Some musings on xenarthran and mammalian evolution

The living xenarthrans (defined by their unique zygapophysis articulations in the lumbar vertebrae) appear to be last representatives of a great adaptive radiation of mammals of the South American land mass. During the connection with North America, the xenarthrans were one of the few animal groups that successfully made the transition from South to North in hte fauna interchange. South America also saw the radiations of the marsupials that it had acquired during their connection with Australia via the Antartic landmass and the placentals meridiungulates comprising of the four major lineages of Xenungulates, Astrapotheres, Notoungulates and Litopterns. Todays xenartharans come in two great clades: 1) Pilosa comprising of the sloths and the anteaters. The sloths in turn comprise of the Bradypodids (the three toed tree sloths) and the Megalonychids (the two toed tree sloths). 2) Cingulata comprising of 3 lineages of armadillos. The fossil xenarthrans are particularly fascinating — the pilosans included a number of giant extinct sloth lineages– the megatheriids and the mylodontids. These forms were largely land living herbivorous forms that in many ways convergently evolved features of the herbivorous theropod dinosaurs of the therizinosauroid lineage. One enigmatic megatheriids sloth from the Pliocene of Peru had evolved into a marine form that converged to the eco-morpho-space occupied by the dugongs and mantees.

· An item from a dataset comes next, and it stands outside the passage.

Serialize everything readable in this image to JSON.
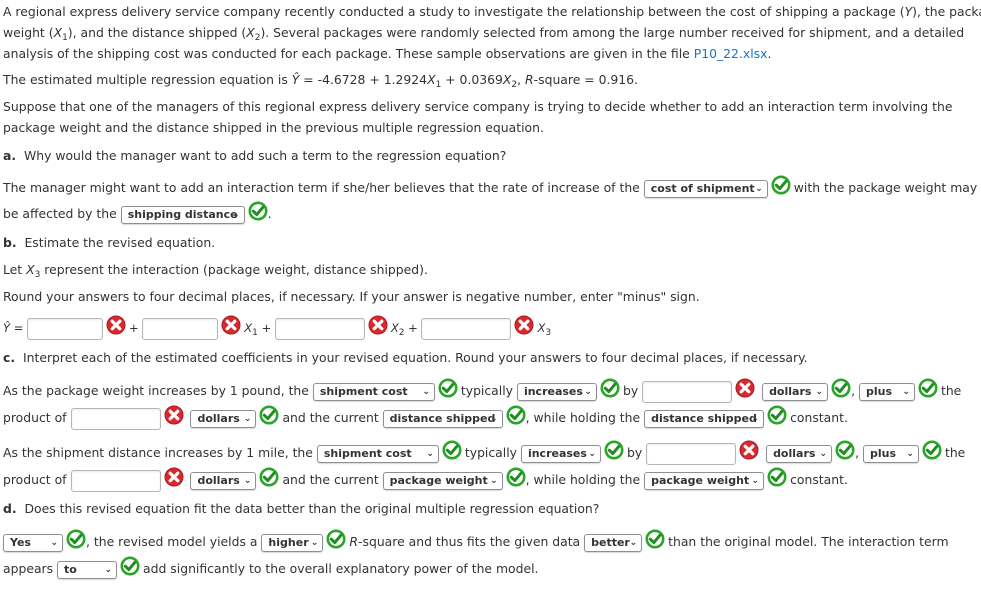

The cingulatans underwent an extensive radiation in South American and gave rise to Pampatheriids and Glyptodonts in addition to the armadillos. There highly armored mammals were the analogs of the ankylosaur clade of the dinosaurs. It is particularly fascinating to note that these mammals mirrored many developments in the ankylosaurs– the armadillo clade was more like some of the nodosaurids, where as certain glyptodont like Doedicurus resembled the ankylosaurids with tail clubs bearing spikes. The glyptodonts appear to have emerged in a poorly understood basal radiation in the Eocene with the only reasonable representative being Glyptatelus. Another basal form is Pachyarmatherium, that appears to combine features of both the armadillos and glyptodonts. The presence of a banded armor with hinges in the primitive radiation of glyptodonts suggests that the armadillos may retain the primitive condition of the Cingulatan clade (also seen in the pampatheriids which seem closer to the armadillos) Subsequently the heavily armored glyptodonts appear to have emerged in the form of the following clearly defined lineages: the propalaeohoplophorids- primitive glyptodonts with clearly banded armor closer to the armadillos and crown group formed of the hoplophorines, doedicurines and classical glyptodontines. The paucity of predators in South America resulted in an ancient armadillo Macroeuphractus, acquiring caniniform teeth and evolving into a medium-sized predator. These Cingulatans may have been there till the Paleo-Americans invaded the Americans and wrought havoc in the megafauna there.

The Meridiungulates were considered a sister group of the ungulates of the northern continents in old phylogenies. Modern molecular studies clearly mark 4 great mammalian radiations within placentals: 1) The xenarthrans. 2) The Afrotheria including elephants, dugongs, desmostylians, hyraxes, elephant shrews, aardvarks, golden moles and tenrecs. 3) Laurasiatherians and 4) Euarchontoglires including primates, rodents and the tree shrews. In this scheme continental drift appears to have played a major role in the diversification of mammals. So it raises the possibility that the meridiungulates were a sister group of the xenarthrans. Investigation of this link and the solely south American radiation is of considerable interest.